Dass diese Einteilung nicht alle Differenzierungsprozesse ostdeutscher Frauen umfasst und die Typisierungen nur einen groben Überblick auf die Anpassungen an die gesellschaftliche Transformation geben, soll hier noch einmal gesagt werden.

europäische feministische Sichtweise auf ostdeutsche Frauen

Irene Dölling spricht von einer ,,Ambivalenz‘‘ mit der die ostdeutsche Frau oft im europäischen feministischen Diskurs dargestellt werde (oft ohne die eigene Perspektive der ostdeutschen Frau zu beachten). Zum einen wird sie oft mit Emanzipation und Selbstbewusstsein verbunden. Das sei auf Grund von Erfahrungen mit Erwerbstätigkeit und dadurch einhergehende finanzielle Unabhängigkeit sowie durch ein Gefühl der Leistung durch die doppelte Belastung so. Zeitgleich wird ihr allerdings auch eine unreflektierte Seite zugesprochen, die ostdeutsche Frauen das einfache Hinnehmen traditioneller patriarchaler Geschlechterordnungen zwischen Männern und Frauen zuschreibt. (vgl. Dölling: 96f.; vgl. siehe oben) – Identitäten von Ost-Frauen im Transformationsprozeß: Probleme ostdeutscher Frauenforschung 1994) Die ,,unreflektierte Ost-Frau‘‘ wurde auch oft als ,,Ost-Mutti‘‘ abwertend bezeichnet. Ihr wurden neben der internalisierten patriarchalen Geschlechterordnung auch Unselbstständigkeit und Anpassungswilligkeit zugeordnet. (Fahran: 66; zit. n. vgl. Berg-Peer/Lieber 1994: 152-165) Die ,,Ost-Mutti‘‘ würde ihre Pflichten als Frau und Mutter sowie Erwerbstätige einfach akzeptieren und erfüllen. (Fahran: S.66f.)
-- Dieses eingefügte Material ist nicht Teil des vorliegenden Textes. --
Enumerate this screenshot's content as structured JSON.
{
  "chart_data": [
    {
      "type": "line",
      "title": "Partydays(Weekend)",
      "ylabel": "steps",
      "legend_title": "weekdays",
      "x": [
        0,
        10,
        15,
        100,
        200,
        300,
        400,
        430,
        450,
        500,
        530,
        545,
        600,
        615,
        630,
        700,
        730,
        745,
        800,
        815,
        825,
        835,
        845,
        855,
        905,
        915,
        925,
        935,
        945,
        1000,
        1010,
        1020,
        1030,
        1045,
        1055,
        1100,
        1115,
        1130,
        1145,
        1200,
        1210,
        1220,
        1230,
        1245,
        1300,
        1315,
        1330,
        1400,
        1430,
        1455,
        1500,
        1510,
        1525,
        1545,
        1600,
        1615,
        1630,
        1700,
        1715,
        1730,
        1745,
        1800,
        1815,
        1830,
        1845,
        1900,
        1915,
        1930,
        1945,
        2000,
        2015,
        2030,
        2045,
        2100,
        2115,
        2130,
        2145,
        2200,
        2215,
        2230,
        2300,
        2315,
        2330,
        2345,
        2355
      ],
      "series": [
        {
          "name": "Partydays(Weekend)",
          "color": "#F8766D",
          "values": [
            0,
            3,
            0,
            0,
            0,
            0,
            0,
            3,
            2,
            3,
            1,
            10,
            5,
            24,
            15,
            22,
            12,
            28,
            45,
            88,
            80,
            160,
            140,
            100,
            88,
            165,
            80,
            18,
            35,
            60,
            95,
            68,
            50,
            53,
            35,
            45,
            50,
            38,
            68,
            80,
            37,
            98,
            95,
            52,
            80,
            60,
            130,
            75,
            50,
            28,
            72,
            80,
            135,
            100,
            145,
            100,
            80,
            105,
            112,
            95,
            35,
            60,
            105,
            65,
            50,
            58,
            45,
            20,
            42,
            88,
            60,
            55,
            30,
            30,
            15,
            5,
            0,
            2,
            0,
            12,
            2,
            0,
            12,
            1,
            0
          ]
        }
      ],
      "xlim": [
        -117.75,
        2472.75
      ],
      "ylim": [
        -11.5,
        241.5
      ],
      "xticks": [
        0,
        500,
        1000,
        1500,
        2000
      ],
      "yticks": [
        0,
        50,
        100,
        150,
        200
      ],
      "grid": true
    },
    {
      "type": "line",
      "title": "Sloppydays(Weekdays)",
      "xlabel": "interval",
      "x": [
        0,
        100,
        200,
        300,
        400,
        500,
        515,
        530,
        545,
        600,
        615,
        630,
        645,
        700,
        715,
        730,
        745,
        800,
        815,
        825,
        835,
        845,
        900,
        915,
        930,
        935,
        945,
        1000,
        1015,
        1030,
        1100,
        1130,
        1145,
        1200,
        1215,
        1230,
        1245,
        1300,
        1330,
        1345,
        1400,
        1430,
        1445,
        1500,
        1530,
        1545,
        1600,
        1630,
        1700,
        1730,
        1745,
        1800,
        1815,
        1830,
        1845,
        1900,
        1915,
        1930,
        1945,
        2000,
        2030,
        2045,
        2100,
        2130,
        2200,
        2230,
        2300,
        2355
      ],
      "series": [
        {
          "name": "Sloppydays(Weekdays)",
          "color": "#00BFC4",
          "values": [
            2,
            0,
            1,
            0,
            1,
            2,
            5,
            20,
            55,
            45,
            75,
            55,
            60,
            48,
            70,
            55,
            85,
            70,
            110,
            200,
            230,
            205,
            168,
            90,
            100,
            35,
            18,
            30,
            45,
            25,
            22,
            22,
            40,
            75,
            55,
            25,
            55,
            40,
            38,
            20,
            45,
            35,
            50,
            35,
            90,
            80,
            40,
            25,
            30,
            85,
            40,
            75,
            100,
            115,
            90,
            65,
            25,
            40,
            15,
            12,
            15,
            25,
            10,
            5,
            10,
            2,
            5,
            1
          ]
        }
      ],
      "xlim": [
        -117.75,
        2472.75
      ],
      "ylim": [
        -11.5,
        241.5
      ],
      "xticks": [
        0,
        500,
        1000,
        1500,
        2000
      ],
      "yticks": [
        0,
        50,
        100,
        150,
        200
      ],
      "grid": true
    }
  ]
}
Narration der starken Ostfrauen

Die mediale Aufmerksamkeit der Repräsentanz der Ostdeutschen bündelt sich vor Allem darauf, dass viele Frauen aus der ehemaligen DDR in hohen politischen Positionen stehen. Als Beispiele bekannter Politikerinnen lassen sich hier Angela Merkel und Sarah Wagenknecht nennen. Zudem sind mehr Ost- als West-Frauen Versorgerinnen der Familie - mit und ohne Partner*in. (Nickel: 189f.) Unter Anderem diese beiden Zustände lassen auf das im Diskurs verbreitete Bild der emanzipierten und selbstbewussten Ost-Frau schließen. Christine Farhan analysiert in ihrem Artikel ,,Die Rhetorik der starken Ostfrau‘‘ 61 Interviews an Hand der Positionierung von ostdeutschen Frauen entgegen des Bildes der ,,Ost-Mutti‘‘. (Farhan: 65f.)